Some felt that the hard days of the early 1990s saw a return to the ‘soft Celtic’ of the early 1960s.  McStay and Collins played excellent football at times but Rangers unleashed the raw muscle of players such as John Brown, Ian Ferguson and Terry Hurlock on them. They bullied them and forced results for Rangers which their play often didn’t merit. No one can deny the talents of Laudrup and Gascoigne but they were free to express themselves because the less talented enforcers dominated their opponents physically. It took Celtic a long time to develop a team which combined the skill and toughness required to win the title again and we endured 9 bleak years. Much as he is disliked by some Celtic fans today, Craig Burley added some much needed steel to Celtic in that pivotal 1997-98 season. As Celtic battled so hard to stop the ‘Ten’ and preserve a piece of Celtic history I recall him putting Gascoigne on his ass and snarling at him with unmistakable aggression in one game. Reiper, Boyd, McNamara, Weighorst and even Larsson showed they were up for the fight that season and that attitude helped win the title back. Martin O’Neil recognised the need for a physically strong team too and combined skill with a strong will to win. Don’t doubt that O’Neil’s team could play excellent football, they could, but they could mix it with the best when required.

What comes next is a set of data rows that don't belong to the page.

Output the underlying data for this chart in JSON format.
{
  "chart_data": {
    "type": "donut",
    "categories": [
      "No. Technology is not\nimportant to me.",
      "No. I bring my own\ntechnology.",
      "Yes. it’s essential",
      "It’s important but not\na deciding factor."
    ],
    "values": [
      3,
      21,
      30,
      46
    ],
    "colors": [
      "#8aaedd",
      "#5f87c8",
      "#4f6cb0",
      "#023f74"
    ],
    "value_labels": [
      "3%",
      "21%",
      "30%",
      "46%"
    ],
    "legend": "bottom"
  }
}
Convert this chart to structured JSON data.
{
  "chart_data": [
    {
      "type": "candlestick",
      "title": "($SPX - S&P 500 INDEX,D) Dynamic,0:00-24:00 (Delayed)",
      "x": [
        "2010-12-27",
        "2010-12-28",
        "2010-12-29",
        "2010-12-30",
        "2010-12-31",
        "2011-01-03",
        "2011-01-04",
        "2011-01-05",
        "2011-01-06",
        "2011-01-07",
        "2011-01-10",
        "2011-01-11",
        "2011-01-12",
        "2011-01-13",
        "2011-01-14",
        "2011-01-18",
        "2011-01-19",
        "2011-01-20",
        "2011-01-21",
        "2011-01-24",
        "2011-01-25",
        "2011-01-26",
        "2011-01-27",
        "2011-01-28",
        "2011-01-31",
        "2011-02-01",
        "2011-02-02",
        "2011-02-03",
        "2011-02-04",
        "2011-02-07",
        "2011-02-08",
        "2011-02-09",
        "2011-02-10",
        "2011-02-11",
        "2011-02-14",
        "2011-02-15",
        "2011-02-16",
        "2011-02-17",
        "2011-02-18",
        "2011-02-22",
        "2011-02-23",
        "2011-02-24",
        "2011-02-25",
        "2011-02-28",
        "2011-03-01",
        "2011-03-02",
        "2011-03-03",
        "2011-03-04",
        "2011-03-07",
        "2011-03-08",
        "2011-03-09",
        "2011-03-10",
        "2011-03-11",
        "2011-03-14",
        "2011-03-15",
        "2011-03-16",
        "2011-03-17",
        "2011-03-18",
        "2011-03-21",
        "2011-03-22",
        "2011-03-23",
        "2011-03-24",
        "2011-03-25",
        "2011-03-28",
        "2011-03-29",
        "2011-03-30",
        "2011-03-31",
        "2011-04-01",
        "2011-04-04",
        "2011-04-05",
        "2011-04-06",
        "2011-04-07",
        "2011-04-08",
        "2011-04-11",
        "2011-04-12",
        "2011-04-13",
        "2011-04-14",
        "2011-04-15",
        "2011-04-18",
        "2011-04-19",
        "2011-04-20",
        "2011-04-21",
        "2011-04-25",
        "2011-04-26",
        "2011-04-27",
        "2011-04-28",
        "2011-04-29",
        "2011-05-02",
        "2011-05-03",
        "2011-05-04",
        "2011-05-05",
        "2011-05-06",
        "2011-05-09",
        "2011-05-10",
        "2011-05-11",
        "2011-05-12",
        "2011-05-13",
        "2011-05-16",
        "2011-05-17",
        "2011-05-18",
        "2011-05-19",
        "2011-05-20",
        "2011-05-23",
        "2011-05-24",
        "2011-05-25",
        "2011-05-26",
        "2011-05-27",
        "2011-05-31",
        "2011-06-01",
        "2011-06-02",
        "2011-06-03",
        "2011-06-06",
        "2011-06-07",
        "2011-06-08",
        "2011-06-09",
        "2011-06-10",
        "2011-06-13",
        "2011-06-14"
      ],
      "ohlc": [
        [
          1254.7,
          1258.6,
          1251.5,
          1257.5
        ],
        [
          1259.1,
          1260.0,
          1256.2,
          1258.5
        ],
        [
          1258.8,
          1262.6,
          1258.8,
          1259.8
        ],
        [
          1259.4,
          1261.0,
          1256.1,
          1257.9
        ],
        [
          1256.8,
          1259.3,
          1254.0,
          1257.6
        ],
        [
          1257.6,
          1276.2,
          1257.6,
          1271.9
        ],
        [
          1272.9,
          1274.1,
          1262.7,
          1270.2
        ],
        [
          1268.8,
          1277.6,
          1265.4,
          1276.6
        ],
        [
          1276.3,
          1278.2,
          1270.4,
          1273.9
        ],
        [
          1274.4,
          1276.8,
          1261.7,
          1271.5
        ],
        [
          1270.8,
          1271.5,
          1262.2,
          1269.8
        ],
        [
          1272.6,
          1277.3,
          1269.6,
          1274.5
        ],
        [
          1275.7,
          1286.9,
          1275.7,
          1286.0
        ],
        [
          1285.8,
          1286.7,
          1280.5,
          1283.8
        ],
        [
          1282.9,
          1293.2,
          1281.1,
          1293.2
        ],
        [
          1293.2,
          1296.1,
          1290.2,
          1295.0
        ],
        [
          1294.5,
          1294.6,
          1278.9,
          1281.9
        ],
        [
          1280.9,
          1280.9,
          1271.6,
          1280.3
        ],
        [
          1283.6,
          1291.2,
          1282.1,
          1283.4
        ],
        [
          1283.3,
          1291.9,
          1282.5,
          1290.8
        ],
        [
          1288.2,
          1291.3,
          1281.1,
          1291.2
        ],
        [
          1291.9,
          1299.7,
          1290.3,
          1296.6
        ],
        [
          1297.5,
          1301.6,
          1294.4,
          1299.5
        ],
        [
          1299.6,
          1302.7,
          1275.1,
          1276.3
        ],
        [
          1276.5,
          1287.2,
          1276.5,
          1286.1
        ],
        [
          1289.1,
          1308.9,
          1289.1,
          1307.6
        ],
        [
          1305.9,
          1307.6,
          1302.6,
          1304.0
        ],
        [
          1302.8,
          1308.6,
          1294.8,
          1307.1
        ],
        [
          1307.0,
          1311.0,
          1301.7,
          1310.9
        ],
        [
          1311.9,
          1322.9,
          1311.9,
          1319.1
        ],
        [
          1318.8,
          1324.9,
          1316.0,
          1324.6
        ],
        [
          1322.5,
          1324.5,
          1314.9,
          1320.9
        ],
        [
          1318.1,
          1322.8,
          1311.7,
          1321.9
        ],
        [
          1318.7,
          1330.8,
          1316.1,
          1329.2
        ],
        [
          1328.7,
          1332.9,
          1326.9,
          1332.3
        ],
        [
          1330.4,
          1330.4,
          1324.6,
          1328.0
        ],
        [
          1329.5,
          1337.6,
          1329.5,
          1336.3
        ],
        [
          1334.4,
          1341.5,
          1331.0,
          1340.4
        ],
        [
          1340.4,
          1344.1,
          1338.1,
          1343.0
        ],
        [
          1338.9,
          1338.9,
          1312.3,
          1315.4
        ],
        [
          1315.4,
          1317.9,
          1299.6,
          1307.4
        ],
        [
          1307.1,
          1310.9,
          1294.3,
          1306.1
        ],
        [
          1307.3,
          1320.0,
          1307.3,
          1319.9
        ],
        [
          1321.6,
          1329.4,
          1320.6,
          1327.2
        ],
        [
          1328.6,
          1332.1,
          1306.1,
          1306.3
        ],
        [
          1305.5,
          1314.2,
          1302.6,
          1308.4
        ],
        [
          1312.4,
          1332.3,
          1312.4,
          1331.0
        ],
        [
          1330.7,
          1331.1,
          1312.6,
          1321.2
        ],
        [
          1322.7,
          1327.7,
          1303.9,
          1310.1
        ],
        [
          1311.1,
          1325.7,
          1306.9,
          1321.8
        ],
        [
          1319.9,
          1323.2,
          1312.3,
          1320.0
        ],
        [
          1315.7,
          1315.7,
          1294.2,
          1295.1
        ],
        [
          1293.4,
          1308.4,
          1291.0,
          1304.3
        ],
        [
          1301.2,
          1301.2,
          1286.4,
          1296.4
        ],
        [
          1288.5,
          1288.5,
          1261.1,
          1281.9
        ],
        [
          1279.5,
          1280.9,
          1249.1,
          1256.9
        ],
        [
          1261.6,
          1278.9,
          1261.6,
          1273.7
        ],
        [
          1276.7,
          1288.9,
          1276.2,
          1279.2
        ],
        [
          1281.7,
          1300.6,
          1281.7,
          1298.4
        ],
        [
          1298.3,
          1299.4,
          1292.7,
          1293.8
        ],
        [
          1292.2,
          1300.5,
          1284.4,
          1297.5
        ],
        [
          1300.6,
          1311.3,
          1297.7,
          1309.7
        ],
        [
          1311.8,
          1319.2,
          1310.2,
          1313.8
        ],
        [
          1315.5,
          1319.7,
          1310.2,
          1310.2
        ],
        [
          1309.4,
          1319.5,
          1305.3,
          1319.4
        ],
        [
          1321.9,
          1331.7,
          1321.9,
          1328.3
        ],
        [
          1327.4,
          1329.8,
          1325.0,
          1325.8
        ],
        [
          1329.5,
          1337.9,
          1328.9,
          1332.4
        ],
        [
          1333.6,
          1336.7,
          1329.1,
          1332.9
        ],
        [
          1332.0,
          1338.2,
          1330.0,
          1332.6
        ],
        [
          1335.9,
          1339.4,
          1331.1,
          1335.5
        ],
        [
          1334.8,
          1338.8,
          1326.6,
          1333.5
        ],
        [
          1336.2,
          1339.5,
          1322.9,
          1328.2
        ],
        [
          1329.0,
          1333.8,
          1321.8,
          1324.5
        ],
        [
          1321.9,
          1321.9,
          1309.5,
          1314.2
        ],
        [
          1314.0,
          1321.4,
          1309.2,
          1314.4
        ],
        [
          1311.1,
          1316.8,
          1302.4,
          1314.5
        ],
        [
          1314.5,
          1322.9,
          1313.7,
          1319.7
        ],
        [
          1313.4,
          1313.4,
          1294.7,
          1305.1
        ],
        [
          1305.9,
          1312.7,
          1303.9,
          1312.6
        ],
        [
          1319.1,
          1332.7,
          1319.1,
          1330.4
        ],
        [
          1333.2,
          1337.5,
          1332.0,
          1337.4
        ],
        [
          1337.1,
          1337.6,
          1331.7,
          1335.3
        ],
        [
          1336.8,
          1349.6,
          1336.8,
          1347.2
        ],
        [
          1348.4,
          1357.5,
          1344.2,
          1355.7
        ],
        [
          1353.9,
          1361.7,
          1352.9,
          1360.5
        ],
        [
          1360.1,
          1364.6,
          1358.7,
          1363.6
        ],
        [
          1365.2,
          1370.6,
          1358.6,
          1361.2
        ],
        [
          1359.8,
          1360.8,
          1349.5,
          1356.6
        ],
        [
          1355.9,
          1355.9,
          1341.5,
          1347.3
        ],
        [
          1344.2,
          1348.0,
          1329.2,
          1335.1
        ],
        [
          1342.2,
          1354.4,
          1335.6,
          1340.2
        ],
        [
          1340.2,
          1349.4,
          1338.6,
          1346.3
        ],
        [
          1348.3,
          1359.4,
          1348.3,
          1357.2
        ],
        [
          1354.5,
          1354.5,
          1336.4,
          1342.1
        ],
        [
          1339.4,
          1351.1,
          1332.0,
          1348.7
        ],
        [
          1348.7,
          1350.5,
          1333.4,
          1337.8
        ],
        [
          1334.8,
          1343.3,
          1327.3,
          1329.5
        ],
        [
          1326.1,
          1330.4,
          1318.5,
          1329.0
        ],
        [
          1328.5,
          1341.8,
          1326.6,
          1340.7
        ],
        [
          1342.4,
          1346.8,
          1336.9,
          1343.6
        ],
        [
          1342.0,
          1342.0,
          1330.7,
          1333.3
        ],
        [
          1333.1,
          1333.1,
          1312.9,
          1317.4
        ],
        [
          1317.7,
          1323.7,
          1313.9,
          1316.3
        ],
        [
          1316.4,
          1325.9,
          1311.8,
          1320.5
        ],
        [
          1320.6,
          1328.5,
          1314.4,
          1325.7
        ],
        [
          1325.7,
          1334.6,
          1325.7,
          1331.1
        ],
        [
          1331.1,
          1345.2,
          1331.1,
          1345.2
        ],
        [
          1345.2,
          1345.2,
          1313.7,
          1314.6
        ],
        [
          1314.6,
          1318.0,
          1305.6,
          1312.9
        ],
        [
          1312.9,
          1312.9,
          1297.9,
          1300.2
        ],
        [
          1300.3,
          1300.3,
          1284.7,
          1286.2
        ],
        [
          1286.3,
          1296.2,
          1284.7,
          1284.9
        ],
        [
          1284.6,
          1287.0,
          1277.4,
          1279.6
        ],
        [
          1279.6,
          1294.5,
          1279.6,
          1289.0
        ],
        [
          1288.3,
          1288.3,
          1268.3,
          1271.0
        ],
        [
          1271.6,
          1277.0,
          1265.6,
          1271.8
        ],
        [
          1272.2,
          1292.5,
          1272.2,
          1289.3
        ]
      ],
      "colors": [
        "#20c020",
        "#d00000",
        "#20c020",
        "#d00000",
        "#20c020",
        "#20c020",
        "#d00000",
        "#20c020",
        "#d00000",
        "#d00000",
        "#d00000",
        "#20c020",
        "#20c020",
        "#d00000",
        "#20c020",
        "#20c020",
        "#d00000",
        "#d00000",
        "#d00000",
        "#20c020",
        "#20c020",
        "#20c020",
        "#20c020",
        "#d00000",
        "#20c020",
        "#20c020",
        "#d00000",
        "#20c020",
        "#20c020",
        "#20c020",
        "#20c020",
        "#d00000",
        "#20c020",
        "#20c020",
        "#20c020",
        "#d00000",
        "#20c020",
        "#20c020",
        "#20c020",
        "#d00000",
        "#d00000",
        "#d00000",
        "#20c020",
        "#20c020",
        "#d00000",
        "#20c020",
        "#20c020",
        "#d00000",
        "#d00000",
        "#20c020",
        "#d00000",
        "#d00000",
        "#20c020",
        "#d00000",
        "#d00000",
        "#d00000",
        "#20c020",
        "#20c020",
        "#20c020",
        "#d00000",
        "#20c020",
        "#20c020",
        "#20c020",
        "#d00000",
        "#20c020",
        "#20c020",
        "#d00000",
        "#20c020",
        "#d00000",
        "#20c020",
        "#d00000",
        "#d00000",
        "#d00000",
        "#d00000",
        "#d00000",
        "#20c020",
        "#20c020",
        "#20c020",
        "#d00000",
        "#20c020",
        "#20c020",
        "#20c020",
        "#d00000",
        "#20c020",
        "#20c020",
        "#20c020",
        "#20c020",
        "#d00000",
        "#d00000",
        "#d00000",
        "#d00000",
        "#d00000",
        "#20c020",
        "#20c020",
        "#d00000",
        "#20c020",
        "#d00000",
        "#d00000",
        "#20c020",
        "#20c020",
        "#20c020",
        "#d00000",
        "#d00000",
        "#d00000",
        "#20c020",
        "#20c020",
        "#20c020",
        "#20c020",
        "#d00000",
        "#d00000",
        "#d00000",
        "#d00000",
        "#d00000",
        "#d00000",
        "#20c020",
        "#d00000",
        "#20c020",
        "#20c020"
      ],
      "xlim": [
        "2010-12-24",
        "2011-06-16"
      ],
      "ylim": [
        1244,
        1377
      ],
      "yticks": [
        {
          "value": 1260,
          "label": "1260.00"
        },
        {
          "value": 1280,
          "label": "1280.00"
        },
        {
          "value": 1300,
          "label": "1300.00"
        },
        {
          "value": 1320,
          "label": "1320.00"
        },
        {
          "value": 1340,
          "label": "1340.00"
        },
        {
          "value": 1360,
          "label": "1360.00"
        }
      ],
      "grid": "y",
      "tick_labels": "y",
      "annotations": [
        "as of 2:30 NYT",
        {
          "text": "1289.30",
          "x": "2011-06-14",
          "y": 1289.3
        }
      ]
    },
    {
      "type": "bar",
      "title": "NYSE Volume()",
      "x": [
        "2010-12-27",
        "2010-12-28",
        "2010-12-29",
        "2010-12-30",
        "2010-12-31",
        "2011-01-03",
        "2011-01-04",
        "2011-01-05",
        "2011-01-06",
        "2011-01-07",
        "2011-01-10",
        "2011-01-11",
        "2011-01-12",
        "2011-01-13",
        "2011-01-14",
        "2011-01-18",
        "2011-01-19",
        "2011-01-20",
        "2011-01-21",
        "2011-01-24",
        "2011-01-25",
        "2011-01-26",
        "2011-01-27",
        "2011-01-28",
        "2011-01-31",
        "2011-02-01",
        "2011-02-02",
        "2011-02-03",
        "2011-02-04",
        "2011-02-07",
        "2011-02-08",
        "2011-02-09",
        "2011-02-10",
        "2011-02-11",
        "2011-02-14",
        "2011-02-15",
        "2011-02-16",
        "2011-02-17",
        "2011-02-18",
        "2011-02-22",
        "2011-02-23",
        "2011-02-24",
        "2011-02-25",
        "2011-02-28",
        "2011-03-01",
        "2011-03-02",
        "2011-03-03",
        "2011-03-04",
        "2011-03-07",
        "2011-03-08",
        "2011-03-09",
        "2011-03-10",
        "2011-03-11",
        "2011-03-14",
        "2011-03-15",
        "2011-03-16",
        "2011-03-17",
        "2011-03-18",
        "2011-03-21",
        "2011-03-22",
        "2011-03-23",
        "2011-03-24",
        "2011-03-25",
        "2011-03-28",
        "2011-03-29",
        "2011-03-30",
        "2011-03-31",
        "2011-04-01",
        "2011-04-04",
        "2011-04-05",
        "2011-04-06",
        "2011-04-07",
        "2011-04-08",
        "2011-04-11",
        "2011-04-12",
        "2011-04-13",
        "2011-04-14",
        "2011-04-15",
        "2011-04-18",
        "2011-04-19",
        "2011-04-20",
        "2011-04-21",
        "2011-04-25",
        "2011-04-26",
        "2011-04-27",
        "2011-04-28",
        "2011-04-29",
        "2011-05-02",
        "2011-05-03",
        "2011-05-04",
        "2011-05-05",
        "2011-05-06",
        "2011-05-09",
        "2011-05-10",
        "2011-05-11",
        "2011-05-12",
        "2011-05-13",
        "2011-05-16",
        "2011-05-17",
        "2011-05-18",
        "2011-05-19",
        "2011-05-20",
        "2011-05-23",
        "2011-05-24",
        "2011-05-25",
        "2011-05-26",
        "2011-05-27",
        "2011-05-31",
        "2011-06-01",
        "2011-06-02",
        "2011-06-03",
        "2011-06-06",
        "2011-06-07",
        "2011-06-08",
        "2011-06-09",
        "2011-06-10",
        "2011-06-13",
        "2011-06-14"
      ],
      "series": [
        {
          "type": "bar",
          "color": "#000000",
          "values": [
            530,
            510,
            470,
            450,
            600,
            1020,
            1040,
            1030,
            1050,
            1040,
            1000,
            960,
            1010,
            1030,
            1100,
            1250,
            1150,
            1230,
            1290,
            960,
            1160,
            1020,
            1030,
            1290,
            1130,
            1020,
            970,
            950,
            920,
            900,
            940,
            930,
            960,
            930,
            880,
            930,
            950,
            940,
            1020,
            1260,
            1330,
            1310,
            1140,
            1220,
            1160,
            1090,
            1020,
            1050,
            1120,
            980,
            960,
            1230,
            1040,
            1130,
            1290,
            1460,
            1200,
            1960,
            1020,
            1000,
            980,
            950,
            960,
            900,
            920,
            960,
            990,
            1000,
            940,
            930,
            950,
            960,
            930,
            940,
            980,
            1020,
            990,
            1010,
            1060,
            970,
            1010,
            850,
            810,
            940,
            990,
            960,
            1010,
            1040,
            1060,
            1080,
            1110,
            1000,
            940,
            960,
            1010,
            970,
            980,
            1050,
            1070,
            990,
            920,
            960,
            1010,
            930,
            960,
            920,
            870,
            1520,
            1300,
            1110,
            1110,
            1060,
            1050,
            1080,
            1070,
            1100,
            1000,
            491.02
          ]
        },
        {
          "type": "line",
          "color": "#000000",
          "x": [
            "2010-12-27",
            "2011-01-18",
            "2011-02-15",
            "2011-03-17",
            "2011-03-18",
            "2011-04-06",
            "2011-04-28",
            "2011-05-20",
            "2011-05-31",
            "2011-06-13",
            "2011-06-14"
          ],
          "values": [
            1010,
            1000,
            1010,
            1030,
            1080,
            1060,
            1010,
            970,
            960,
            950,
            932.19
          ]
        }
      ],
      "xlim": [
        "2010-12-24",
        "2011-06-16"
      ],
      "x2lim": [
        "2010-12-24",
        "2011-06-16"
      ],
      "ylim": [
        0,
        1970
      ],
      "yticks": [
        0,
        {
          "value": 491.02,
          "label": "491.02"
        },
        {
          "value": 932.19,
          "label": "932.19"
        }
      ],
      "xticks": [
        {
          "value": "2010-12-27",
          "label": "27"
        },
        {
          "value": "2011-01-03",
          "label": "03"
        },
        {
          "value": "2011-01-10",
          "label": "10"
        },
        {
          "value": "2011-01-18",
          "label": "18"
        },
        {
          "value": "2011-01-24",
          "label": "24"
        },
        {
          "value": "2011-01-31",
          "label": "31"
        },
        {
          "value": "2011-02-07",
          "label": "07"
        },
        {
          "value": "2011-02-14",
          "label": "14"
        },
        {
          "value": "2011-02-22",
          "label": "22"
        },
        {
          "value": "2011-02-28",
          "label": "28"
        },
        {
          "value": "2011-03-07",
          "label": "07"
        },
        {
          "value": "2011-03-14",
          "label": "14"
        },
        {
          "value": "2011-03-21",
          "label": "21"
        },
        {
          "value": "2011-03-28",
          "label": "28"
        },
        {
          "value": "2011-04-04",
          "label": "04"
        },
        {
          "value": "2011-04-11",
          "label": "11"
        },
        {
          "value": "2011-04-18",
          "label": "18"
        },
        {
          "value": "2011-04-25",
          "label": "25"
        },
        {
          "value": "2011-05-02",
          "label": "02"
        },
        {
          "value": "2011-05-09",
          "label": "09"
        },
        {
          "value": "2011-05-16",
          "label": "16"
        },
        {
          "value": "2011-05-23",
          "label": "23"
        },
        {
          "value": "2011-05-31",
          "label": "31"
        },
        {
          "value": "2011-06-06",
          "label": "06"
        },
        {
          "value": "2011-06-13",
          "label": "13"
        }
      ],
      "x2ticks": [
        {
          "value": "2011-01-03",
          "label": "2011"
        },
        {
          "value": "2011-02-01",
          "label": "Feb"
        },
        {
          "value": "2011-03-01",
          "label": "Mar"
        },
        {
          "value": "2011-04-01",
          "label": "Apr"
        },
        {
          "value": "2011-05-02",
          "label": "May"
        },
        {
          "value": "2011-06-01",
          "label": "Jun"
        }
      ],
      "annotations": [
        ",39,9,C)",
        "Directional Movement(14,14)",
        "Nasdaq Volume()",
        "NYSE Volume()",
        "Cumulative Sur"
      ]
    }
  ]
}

This summer Neil Lennon faces losing some of his star players in the transfer window. It is common sense to let Hooper move on if he so desires as a few quid now is better than nothing next year. Wanyama, Forster and possibly even Joe Ledley will be tempted by the money and prestige of the EPL. If some or all of them leave then it’s important that players of equal ability and stature replace them. The Champions League experience made Celtic millions of pounds this season and there is no excuse in not reinvesting some of that money and any transfer funds received on players who will excite the fans and help Celtic to continue to dominate in Scotland and compete in Europe. Any new arrivals had best learn quickly that success in Scotland isn’t just a matter of skill. It requires heart, guts and a desire to win. We begin our quest for Champions League football in July so the new Bhoys need to hit the ground running.  The thoughts of Jock Stein should still echo around the modern, luxurious dressing rooms of Celtic Park...

This is the new Celtic, we can play football but we can scrap too if that’s what they want.'

The new Bhoys had best learn that fast for the fans won’t accept anything less.